Three-dimensional hand tracking has attracted increasing attention and research interests in fields such as virtual reality, HCI and computer vision. Due to depth sensors, there is a plethora of new applications and methods for tracking the human hand, which were once very difficult with only 2D cameras. Another milestone is when predictive algorithms came to picture rather than tracking based on images alone. This survey presents some of the recent types and methods used for 3D hand tracking with the focus on vision-based tracking algorithms. We will first review the conventional methods that were used and then the newer methods with smart predictive algorithms.
The human hand is delicate and has a very intricate structure. The various muscles and joints in the hand provide a great range of movement and precision, which allows many different poses and gestures. These gestures are important in communicating the thoughts of an individual and can be useful to interact with devices. Hence, 3D hand tracking is of great importance to HCI, and can also be used for artistic, medical, or scientific purposes, human sign language interpretation, and for many other tasks.

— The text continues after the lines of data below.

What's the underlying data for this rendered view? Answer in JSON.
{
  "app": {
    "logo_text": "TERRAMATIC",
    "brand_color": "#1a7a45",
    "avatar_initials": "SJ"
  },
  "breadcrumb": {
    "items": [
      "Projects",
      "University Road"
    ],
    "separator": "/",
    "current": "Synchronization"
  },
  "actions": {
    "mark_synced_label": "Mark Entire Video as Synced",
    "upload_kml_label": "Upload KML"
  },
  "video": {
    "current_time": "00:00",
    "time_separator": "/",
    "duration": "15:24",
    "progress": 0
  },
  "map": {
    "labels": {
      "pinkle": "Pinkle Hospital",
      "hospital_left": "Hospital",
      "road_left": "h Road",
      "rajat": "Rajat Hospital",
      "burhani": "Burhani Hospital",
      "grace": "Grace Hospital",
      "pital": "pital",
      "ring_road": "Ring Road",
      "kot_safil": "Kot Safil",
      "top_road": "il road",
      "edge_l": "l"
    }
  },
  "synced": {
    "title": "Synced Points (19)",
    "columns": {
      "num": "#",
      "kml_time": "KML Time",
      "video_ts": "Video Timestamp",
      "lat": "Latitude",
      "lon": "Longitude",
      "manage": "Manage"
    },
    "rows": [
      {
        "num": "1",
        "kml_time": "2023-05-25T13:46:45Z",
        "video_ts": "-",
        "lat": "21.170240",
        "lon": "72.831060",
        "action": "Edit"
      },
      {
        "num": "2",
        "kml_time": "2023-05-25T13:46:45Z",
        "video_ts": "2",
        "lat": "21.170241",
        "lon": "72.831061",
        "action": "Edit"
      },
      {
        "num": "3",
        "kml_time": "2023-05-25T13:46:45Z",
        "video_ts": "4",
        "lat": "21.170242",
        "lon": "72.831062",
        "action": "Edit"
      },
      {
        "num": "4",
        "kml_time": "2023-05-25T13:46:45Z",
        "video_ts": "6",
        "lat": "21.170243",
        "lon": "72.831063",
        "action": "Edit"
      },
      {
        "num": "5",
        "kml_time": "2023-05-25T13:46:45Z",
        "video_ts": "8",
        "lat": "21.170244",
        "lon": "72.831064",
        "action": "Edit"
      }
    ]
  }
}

Hand gesture recognition is a subset of hand tracking in which users perform gestures that the system identifies as unique gestures and corresponds accordingly [Song et al. 2015]. This kind of system will only see the action performed by the user's hand and may also find the position of the hand as well. This type of work can be found in hand gesture recognition literature such as Cheng et al. .
Parts of hand tracking
Hand tracking has three main parts: Data acquisition, recognition and application. In the first part, data will be collected from the user or environment for processing. It is in this part where the sensors and prior data such as public datasets are used. The sensors are used to get the video feed (or even the depth video) of the human hands. Datasets are used to provide prior data for more accurate recognition and results during processing.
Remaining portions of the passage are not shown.